Something I don't understand:

> I figured out that the problem also only occurs on Japanese UNIX when the
> size of the string passed (that is, a string x.c_str()) equals or exceeds
31
> multi byte characters!

This makes no sense.  Xalan operates only on UTF-16 strings, so I don't
understand what you mean when you say "31 multi-byte characters."  Do you
mean 31 UTF-16 code points?

Also, what is the source of this string?  Is it in a source document?  If
so, then Xalan gets the strings already transcoded to UTF-16 by the parser,
so the encoding of the instance document it irrelevant.  Is it hard-coded
in your executable?  That's guaranteed to be a problem.  In general, you
should be suspicious of embedded string constants and character constants
because they may not behave as you would expect.  Also, parameters passed
in from the command, or coming from a non-Unicode source may also cause
problems.

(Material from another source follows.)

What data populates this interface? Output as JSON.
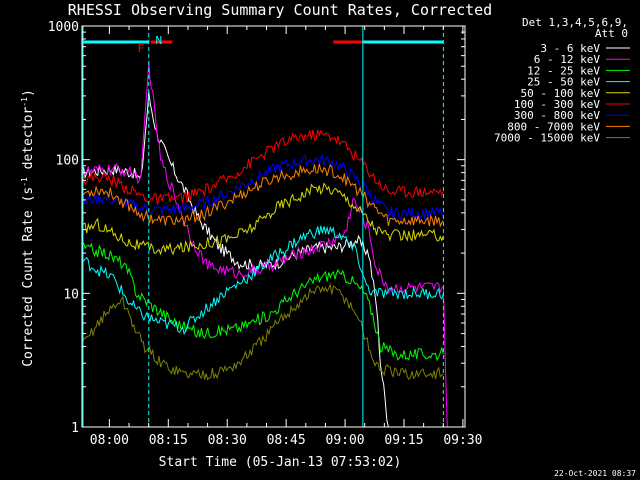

Windows supports Unicode intrinsically, while HP and Solaris do
not, so it's very likely things will work on Windows, but not on HP or
Solaris.

It would also help to see the implementation of your function.  Or, if you
can put together a minimal sample program and minimal inputs, we can try to
debug it.  However, we don't have access to a Japanese HP or Solaris box,
so we may not be able to reproduce the problem.

Dave



                                                                                                                                               
                      "Caputo, Steve"                                                                                                          
                      <Steve.Caputo@co         To:      "'xalan-c-users@xml.apache.org'" <xa...@xml.apache.org>                        
                      gnos.com>                cc:      (bcc: David N Bertoni/Cambridge/IBM)                                                   
                                               Subject: Maximum Multi-byte string (Japanese) Length                                            
                      03/13/2003 01:03                                                                                                         
                      PM                                                                                                                       
                                                                                                                                               



Hi xAlan Experts,

Version of Apache xAlan used:  1.2
We have a xFunction defined (i.e. named JavaScriptEncode) with the
interface:

XObjectPtr  FunctionJavascriptEncode::execute(
             XPathExecutionContext&
executionContext,
             XalanNode*
             context,
             int
                               /*
opPos */,
             const XObjectArgVectorType&                     args)
{
   // expect one argument.
   XalanDOMString theString = args[0]->str();
  .
  .
  .
}

The problem is that on Japanese UNIX (tested on HP and Solaris), we lose
the
message string passed through to args, and as a result, our generated web
page displays no string.

The problem does not occur on Japanese windows, or using ascii strings on
English UNIX.

I figured out that the problem also only occurs on Japanese UNIX when the
size of the string passed (that is, a string x.c_str()) equals or exceeds
31
multi byte characters!

Is this a limitation to XObjectArgVectorType?  Any ideas to solve this
problem?  I'm new to XSLT and could not find anything useful in the xAlan
class documentation.

Thanks for any help.

Steve Caputo
Software Engineer
Cognos, Inc.



This message may contain privileged and/or confidential information.  If
you
have received this e-mail in error or are not the intended recipient, you
may not use, copy, disseminate or distribute it; do not open any
attachments, delete it immediately from your system and notify the sender
promptly by e-mail that you have done so.  Thank you.